Les directions financières renforcent déjà les contrôles sur les délais de paiement, les plafonds d’encours non garantis et les clauses de sécurisation contractuelle. Les assureurs-crédit redeviennent, dans ce contexte, un outil moins optionnel qu’il y a deux ans, même si le marché lui-même ralentit, comme l’a noté Investir / Les Échos à propos de Coface.
Les dirigeants font aussi face à un autre problème, plus diffus mais souvent plus durable : l’incertitude. Lors d’un point presse de Bpifrance en juin, ses responsables évoquaient un manque de visibilité suffisamment fort pour freiner l’investissement et l’embauche. Le terme de « peurs » employé à propos des chefs d’entreprise n’est pas un détail de langage. Quand les carnets hésitent, que le coût de l’argent reste élevé et que la demande finale plafonne, la décision la plus fréquente consiste à attendre.
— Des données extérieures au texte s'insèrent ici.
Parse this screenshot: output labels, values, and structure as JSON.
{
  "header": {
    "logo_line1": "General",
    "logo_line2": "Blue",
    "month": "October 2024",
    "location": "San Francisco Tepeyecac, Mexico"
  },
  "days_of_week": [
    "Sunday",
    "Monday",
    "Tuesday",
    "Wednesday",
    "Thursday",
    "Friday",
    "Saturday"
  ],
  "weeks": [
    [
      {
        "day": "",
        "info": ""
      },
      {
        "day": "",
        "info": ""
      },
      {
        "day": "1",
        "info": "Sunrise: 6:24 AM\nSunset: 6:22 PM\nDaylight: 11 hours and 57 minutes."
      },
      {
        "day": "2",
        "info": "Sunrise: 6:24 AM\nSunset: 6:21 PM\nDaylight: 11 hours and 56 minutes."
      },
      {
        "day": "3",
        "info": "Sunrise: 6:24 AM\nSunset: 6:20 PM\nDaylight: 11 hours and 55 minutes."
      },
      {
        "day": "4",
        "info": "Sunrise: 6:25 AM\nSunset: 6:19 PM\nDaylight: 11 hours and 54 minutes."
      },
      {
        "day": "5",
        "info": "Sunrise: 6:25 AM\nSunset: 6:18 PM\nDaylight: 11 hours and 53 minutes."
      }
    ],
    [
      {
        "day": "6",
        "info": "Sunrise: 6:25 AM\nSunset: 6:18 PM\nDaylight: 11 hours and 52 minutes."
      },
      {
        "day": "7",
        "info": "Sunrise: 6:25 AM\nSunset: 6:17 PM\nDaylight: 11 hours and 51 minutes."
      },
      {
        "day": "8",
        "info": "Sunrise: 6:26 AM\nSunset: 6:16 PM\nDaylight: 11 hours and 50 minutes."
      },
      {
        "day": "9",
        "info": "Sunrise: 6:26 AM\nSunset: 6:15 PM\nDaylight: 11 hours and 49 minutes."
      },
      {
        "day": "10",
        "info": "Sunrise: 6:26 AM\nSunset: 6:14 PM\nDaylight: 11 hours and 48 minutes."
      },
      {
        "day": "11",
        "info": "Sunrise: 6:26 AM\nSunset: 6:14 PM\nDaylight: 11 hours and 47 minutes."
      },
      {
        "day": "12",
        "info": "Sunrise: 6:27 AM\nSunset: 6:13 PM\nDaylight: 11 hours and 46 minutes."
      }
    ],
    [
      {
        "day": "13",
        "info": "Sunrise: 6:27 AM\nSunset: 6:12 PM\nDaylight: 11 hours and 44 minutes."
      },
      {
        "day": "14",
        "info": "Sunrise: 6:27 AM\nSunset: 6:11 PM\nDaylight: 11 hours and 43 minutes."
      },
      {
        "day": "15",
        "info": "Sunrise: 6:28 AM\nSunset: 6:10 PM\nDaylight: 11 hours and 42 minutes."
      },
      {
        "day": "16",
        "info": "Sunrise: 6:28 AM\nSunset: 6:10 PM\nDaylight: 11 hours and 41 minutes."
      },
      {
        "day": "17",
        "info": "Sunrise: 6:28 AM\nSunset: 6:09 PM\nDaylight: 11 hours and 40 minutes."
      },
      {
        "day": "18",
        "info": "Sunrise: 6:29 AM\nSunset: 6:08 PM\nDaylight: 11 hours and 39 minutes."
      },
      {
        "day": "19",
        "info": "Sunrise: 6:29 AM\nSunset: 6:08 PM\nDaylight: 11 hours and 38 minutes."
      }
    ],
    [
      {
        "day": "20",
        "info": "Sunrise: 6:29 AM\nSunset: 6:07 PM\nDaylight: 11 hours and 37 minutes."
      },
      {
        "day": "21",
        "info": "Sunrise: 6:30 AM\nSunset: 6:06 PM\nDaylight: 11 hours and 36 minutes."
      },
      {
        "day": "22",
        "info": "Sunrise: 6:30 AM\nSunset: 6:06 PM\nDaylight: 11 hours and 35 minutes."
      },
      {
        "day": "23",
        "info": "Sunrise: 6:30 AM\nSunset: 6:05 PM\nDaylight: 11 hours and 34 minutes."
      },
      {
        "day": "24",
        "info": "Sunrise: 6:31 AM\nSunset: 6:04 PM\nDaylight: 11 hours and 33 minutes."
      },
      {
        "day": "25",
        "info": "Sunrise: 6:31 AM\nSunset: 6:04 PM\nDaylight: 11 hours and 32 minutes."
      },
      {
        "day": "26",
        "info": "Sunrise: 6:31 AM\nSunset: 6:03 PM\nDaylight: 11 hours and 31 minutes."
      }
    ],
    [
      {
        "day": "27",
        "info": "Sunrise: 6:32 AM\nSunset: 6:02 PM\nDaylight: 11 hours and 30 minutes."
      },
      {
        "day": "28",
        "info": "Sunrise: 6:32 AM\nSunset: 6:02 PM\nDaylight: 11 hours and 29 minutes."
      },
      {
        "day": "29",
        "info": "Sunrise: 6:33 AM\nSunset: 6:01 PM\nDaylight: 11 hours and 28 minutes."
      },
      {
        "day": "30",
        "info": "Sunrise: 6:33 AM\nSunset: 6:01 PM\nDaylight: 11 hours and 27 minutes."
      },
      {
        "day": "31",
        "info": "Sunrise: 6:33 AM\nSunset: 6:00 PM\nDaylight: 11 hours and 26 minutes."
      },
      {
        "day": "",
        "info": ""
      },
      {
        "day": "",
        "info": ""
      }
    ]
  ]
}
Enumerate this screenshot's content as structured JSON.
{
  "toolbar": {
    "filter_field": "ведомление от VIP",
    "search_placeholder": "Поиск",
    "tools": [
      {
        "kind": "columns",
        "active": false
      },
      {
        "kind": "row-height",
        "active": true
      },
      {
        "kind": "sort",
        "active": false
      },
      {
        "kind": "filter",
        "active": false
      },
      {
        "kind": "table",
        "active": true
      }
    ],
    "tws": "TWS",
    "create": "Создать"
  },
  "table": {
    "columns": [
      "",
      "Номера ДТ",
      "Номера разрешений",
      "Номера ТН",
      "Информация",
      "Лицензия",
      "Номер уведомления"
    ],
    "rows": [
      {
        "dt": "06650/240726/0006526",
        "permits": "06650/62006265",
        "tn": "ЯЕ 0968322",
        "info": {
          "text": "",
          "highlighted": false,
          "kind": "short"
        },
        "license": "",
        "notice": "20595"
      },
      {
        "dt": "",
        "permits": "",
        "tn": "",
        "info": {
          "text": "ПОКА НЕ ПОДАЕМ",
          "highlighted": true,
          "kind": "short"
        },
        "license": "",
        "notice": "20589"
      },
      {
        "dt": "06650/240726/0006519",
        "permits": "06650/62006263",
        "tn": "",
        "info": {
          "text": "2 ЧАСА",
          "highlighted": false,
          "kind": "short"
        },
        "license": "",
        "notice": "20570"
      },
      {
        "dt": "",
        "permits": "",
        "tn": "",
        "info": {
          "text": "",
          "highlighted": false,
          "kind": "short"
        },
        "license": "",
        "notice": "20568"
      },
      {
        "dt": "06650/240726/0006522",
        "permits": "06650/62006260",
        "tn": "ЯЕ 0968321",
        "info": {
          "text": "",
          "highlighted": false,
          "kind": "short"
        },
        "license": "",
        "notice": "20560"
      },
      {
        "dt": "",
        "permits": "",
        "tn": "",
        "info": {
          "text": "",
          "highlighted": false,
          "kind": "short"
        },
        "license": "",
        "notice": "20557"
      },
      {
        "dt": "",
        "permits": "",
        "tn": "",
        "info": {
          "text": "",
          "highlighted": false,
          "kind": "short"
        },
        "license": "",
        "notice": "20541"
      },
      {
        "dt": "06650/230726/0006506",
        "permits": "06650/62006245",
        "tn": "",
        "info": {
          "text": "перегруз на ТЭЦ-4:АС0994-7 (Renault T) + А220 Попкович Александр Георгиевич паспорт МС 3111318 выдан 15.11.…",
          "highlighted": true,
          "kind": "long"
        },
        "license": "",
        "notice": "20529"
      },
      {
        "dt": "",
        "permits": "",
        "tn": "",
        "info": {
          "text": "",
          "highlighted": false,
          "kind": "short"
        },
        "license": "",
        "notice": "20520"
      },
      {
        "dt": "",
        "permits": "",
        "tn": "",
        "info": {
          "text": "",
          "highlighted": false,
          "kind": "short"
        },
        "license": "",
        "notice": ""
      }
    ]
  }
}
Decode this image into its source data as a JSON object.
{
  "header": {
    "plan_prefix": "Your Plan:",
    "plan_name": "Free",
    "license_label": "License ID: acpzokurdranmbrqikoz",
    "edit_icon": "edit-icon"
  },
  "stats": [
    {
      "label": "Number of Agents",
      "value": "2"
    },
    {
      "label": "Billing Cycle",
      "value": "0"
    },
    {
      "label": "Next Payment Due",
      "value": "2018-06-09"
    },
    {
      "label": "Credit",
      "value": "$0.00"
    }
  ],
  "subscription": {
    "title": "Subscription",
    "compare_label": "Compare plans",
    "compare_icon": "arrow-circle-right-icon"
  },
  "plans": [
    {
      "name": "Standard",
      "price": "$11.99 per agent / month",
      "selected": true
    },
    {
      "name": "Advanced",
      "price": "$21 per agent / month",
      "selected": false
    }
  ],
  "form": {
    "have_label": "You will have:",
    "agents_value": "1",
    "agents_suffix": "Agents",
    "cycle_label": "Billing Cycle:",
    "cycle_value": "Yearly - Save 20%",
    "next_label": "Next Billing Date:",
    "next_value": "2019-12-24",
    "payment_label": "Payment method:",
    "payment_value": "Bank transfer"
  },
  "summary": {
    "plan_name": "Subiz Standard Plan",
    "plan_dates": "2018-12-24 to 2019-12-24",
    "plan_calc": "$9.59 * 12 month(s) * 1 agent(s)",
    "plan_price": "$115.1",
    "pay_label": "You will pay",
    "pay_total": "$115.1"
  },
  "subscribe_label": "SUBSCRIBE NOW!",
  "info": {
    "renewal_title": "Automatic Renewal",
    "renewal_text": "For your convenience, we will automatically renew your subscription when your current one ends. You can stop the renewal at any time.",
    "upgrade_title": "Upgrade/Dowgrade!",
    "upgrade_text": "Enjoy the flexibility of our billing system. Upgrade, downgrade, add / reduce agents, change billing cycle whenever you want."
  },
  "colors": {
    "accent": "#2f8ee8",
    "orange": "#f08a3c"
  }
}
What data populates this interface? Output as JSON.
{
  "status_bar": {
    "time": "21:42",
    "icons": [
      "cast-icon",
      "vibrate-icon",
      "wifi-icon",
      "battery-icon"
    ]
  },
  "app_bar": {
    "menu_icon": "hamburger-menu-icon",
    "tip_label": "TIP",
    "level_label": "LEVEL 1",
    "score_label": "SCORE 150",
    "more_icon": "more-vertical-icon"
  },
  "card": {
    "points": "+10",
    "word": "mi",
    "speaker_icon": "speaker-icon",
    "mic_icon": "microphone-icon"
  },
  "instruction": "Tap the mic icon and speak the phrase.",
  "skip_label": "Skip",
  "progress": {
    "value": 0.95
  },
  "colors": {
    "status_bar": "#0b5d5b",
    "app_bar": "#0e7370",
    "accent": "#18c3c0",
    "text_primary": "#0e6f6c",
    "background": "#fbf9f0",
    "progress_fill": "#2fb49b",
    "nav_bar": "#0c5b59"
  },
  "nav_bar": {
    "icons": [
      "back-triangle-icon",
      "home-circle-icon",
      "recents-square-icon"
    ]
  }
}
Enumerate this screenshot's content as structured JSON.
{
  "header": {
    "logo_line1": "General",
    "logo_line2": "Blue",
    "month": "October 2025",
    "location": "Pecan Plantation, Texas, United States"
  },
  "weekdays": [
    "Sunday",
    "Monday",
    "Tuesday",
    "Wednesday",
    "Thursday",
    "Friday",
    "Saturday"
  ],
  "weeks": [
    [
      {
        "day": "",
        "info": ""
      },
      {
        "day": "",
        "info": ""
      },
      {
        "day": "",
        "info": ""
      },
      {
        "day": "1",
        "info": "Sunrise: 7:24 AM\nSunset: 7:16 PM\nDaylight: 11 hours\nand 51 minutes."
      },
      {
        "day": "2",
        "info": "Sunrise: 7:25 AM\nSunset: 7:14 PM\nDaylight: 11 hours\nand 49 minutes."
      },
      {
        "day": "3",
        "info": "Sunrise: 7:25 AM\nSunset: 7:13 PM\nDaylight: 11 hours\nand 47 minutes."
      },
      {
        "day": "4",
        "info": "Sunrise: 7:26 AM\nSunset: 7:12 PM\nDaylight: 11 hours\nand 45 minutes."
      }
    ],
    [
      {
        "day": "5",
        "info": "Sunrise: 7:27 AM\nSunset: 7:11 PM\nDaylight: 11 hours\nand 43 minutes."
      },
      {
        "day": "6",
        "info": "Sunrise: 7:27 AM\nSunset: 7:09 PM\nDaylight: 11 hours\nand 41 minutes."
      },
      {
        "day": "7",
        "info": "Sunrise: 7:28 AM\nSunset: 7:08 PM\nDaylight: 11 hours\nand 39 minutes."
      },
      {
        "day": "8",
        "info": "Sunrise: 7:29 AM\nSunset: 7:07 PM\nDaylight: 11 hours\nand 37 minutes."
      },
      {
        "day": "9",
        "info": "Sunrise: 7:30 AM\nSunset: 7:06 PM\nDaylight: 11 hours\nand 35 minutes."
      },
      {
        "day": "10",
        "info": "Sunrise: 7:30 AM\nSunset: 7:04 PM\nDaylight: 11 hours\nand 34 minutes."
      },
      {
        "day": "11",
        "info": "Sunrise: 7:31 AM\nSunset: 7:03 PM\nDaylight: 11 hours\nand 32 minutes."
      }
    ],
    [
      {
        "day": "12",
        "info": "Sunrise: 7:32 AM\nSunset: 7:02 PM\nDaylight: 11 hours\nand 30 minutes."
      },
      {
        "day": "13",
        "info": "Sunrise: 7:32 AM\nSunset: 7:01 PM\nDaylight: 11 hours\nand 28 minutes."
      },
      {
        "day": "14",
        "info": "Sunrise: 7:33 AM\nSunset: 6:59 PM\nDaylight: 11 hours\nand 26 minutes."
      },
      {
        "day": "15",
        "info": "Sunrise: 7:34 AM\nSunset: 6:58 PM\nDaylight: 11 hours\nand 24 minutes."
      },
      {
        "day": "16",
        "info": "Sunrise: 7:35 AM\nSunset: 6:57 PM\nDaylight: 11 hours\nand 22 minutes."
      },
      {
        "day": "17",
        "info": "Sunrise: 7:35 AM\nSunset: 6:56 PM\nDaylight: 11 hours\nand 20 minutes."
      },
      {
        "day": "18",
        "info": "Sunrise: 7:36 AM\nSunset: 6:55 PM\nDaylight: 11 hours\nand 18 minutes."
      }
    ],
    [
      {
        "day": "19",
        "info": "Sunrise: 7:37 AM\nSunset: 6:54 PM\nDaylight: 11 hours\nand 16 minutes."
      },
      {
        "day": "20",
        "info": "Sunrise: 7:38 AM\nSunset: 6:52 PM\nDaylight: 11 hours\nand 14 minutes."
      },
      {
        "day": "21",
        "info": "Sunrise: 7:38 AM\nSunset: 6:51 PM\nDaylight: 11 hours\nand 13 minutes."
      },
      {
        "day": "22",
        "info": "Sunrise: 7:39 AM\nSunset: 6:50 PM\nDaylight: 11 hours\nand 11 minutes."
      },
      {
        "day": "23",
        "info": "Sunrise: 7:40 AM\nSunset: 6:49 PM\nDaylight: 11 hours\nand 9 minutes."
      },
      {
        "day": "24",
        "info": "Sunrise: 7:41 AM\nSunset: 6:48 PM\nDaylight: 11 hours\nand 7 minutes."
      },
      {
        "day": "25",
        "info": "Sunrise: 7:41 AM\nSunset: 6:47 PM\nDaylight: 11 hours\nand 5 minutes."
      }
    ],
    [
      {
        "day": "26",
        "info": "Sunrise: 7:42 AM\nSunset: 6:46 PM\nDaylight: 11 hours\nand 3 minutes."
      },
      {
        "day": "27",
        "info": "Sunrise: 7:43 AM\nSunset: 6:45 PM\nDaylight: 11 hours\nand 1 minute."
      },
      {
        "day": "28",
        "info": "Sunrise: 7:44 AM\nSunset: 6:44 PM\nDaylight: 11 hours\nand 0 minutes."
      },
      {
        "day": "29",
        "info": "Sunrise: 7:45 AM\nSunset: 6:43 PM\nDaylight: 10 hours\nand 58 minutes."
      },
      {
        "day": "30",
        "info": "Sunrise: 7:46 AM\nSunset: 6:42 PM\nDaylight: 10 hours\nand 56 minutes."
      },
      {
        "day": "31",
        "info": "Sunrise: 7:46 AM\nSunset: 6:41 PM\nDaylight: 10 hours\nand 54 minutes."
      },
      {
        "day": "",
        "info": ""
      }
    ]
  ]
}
Cette attente finit souvent par assécher la trésorerie des acteurs les plus fragiles.
Le décor macroéconomique n’aide pas. Entre une croissance à l’arrêt, un débat budgétaire déjà crispé pour 2027 et des banques plus prudentes, les procédures collectives risquent de rester nombreuses au-delà même du millésime 2026. Les faillites d’entreprises France 2026 ont donc valeur de test grandeur nature : celui de la capacité des PME à passer d’un régime d’argent plus cher et de demande moins lisible sans casser, et celui des grands groupes à surveiller une chaîne de partenaires redevenue vulnérable.
La suite se jouera moins sur un chiffre-symbole que sur la composition de la vague. Si les défaillances continuent de monter dans les TPE, le coût économique restera diffus mais profond. Si davantage d’ETI industrielles basculent à leur tour, la facture sociale et territoriale changera d’échelle.